Sen. McCaskill Requests Briefing on Admiral Accused of Whistleblower Retaliation

Senator Claire McCaskill (D-MO) asked the Navy for a briefing on the case of an admiral who avoided disciplinary action despite an investigation finding that he retaliated against staff members he erroneously suspected of being whistleblowers.

In an October 26, 2015 letter to Secretary of the Navy, Ray Mabus, McCaskill said she was disturbed to learn that Rear Admiral Brian Losey was not being “held accountable” for retaliatory actions taken against subordinates cited in a Department of Defense Inspector General report.   McCaskill’s letter followed an October 21, 2015 Washington Post article that reported the Navy’s decision not to discipline Losey for violating whistleblower protection laws and to promote him.  The article did note that the Navy issued Losey a “letter of counseling” asking him to be “thoughtful and careful” when handling such matters in the future, but not finding any wrongdoing on his part.

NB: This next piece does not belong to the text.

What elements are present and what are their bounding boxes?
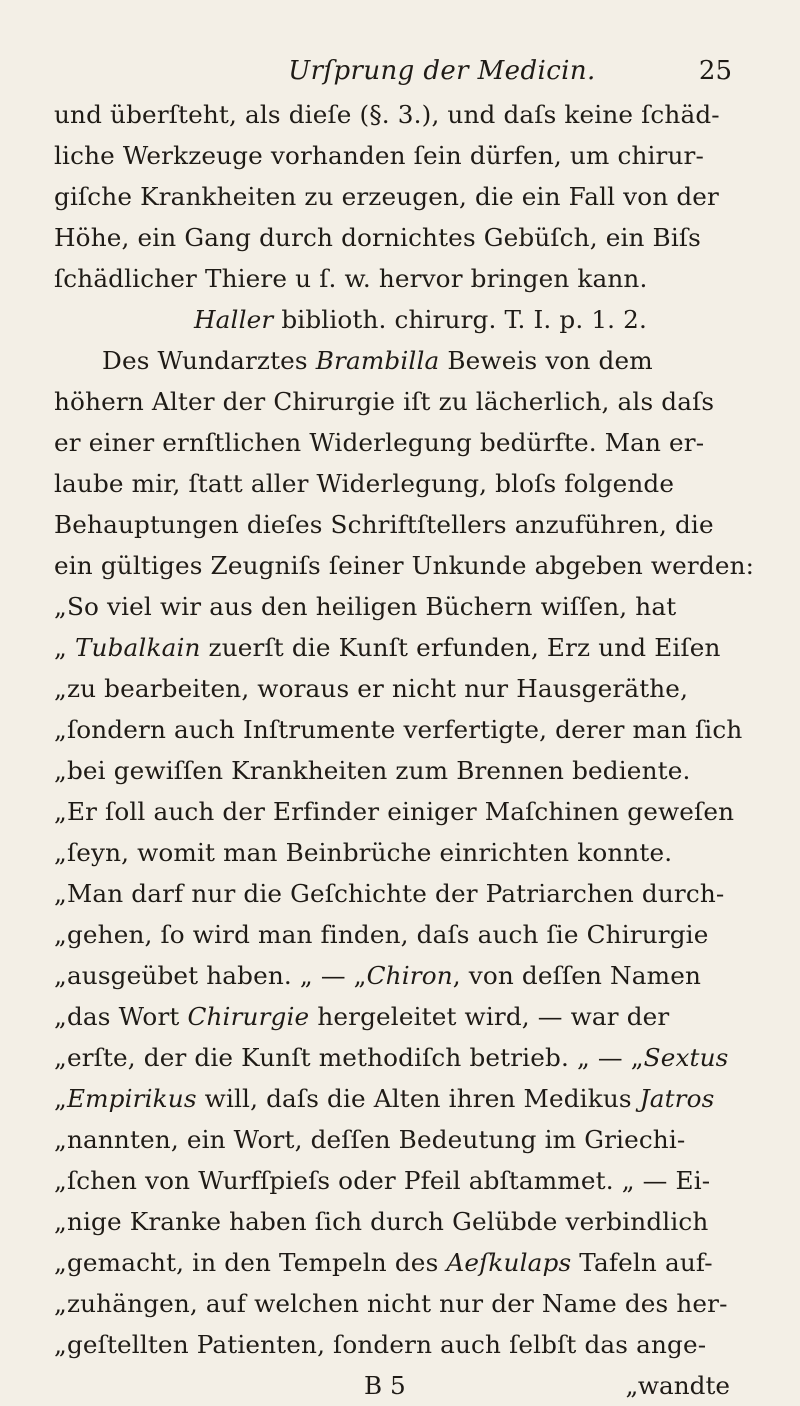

The Navy’s position is that none of the allegations in the IG report rose to the level of “misconduct” on Losey’s part.  Losey characterized the staff members as poor performers and asserted that he had acted within his authority as a commander.  Navy officials reviewed the IG’s findings, which recommended discipline for Losey, but concluded that Losey acted within his authority.

According to the Washington Post, Losey “was investigated five times by the Inspector General after subordinates complained that he had wrongly fired, demoted or punished them during a vengeful but fruitless hunt for the person who had anonymously reported him for a minor travel-policy infraction.”

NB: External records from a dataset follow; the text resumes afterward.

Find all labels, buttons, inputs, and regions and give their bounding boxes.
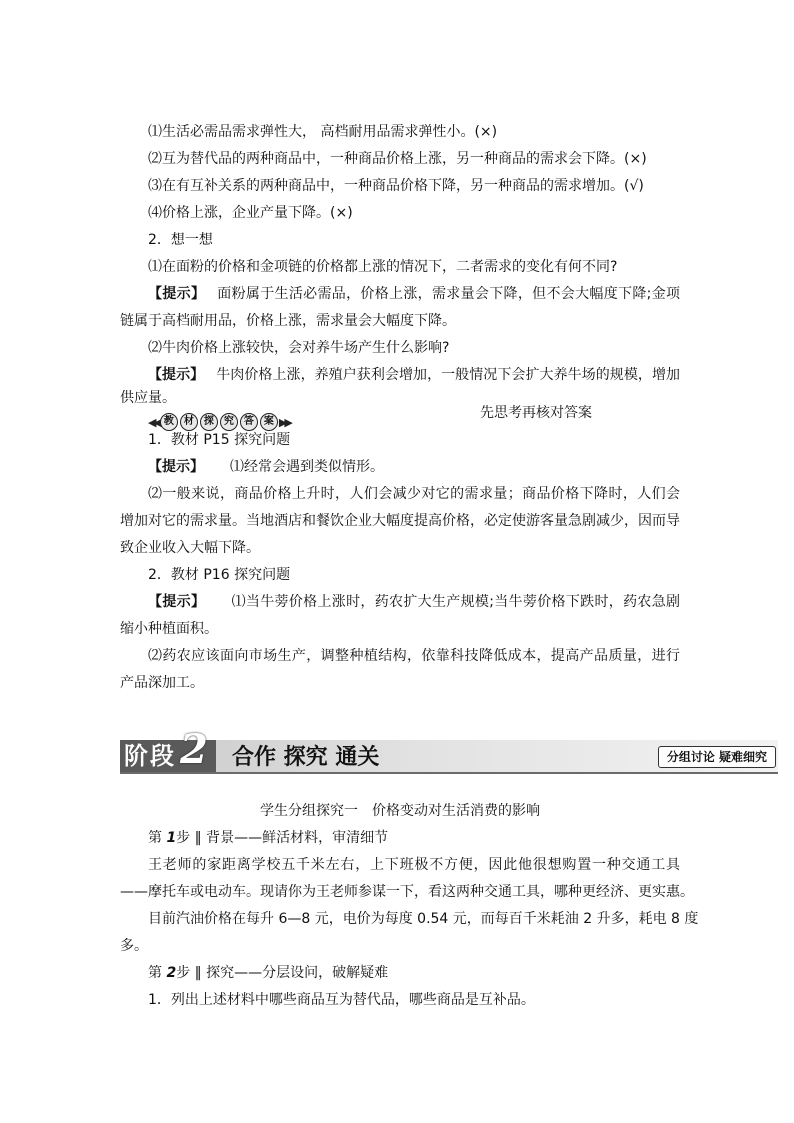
hint-text-continued: 链属于高档耐用品，价格上涨，需求量会大幅度下降。 [120,313,456,329]
hint-paragraph-4 [148,589,680,616]
answer-text-continued: 产品深加工。 [120,675,204,691]
judgment-item-4: ⑷价格上涨，企业产量下降。(×) [148,205,353,221]
step-2-heading: 第 2步 ‖ 探究——分层设问，破解疑难 [148,965,389,981]
material-paragraph-continued: ——摩托车或电动车。现请你为王老师参谋一下，看这两种交通工具，哪种更经济、更实惠。 [120,884,694,900]
textbook-p15-heading: 1．教材 P15 探究问题 [148,432,291,448]
judgment-item-2: ⑵互为替代品的两种商品中，一种商品价格上涨，另一种商品的需求会下降。(×) [148,151,647,167]
hint-paragraph-3 [148,454,680,481]
hint-label: 【提示】 [148,594,206,610]
judgment-item-1: ⑴生活必需品需求弹性大， 高档耐用品需求弹性小。(×) [148,124,498,140]
stage-text: 阶段 [124,742,176,770]
think-question-1: ⑴在面粉的价格和金项链的价格都上涨的情况下，二者需求的变化有何不同? [148,259,618,275]
hint-text: ⑴经常会遇到类似情形。 [230,459,384,475]
label-char: 究 [220,413,238,431]
material-paragraph-2: 目前汽油价格在每升 6—8 元，电价为每度 0.54 元，而每百千米耗油 2 升多，耗电 8 度 [148,911,699,927]
label-char: 答 [240,413,258,431]
hint-text: ⑴当牛蒡价格上涨时，药农扩大生产规模;当牛蒡价格下跌时，药农急剧 [231,594,681,610]
material-paragraph-2-continued: 多。 [120,938,148,954]
answer-text: ⑵药农应该面向市场生产，调整种植结构，依靠科技降低成本，提高产品质量，进行 [148,648,680,664]
double-left-arrow-icon: ◀◀ [148,415,159,429]
group-inquiry-heading: 学生分组探究一 价格变动对生活消费的影响 [260,803,540,819]
label-char: 材 [180,413,198,431]
stage-number: 2 [180,726,210,773]
think-question-2: ⑵牛肉价格上涨较快，会对养牛场产生什么影响? [148,340,450,356]
step-number: 1 [166,830,177,846]
answer-text: ⑵一般来说，商品价格上升时，人们会减少对它的需求量；商品价格下降时，人们会 [148,486,680,502]
think-heading: 2．想一想 [148,232,213,248]
answer-text-continued: 增加对它的需求量。当地酒店和餐饮企业大幅度提高价格，必定使游客量急剧减少，因而导 [120,513,680,529]
textbook-p16-heading: 2．教材 P16 探究问题 [148,567,291,583]
step-1-heading: 第 1步 ‖ 背景——鲜活材料，审清细节 [148,830,389,846]
hint-text-continued: 缩小种植面积。 [120,621,218,637]
hint-text: 牛肉价格上涨，养殖户获利会增加，一般情况下会扩大养牛场的规模，增加 [216,367,681,383]
answer-text-continued: 致企业收入大幅下降。 [120,540,260,556]
stage-label [120,726,216,773]
material-paragraph: 王老师的家距离学校五千米左右，上下班极不方便，因此他很想购置一种交通工具 [148,857,680,873]
banner-title: 合作 探究 通关 [232,744,380,770]
hint-text-continued: 供应量。 [120,390,176,406]
hint-label: 【提示】 [148,367,205,383]
hint-text: 面粉属于生活必需品，价格上涨，需求量会下降，但不会大幅度下降;金项 [217,286,681,302]
hint-label: 【提示】 [148,286,206,302]
double-right-arrow-icon: ▶▶ [278,415,290,429]
hint-paragraph-1 [148,281,680,308]
label-char: 教 [160,413,178,431]
think-first-note: 先思考再核对答案 [480,405,592,421]
banner-tag: 分组讨论 疑难细究 [658,746,776,768]
step-number: 2 [166,965,177,981]
judgment-item-3: ⑶在有互补关系的两种商品中，一种商品价格下降，另一种商品的需求增加。(√) [148,178,644,194]
inquiry-question-1: 1．列出上述材料中哪些商品互为替代品，哪些商品是互补品。 [148,992,535,1008]
section-banner [120,726,778,774]
label-char: 探 [200,413,218,431]
label-char: 案 [260,413,278,431]
hint-label: 【提示】 [148,459,204,475]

Losey had not, in fact, violated the policy, but was furious about being reported.  This led Losey to take a series of retaliatory actions against subordinates he deemed to be disloyal or working to undermine his command.  As it turned out, none of the people that he retaliated against was the person who filed the original complaint against Losey.

Under the military’s whistleblower protection law, the Whistleblower Reprisal Protection Act, commanders or senior officials are prohibited from retaliating against anyone who has reported wrongdoing in the armed forces to the Inspector General or Congress.  Critics of the law note the higher burden of proof required of military plaintiffs compared to their civilian counterparts under other statutes.  The  Post noted that “[o]f the 1,196 whistleblower cases closed by the Defense Department during the 12 months ending March 31, only 3 percent were upheld by investigators.”

The Nay is currently in the process of promoting Losey to a two-star admiral, a position the Navy initially selected him for in 2011.  As the head of Naval Special Warfare Command, Losey is in charge of the Navy SEALS, among other special forces units, and previously commanded SEAL Team 6, the unit that conducted the raid that resulted in the killing of Osama bin Laden.

In her letter to Secretary Mabus, McCaskill requested that the Navy brief her staff on the Inspector General’s findings and any disciplinary actions taken as a result.  Citing her work to strengthen whistleblower protections, McCaskill said, “Failure to hold individuals accountable for taking actions against whistleblowers discourages others from coming forward, which is unacceptable.”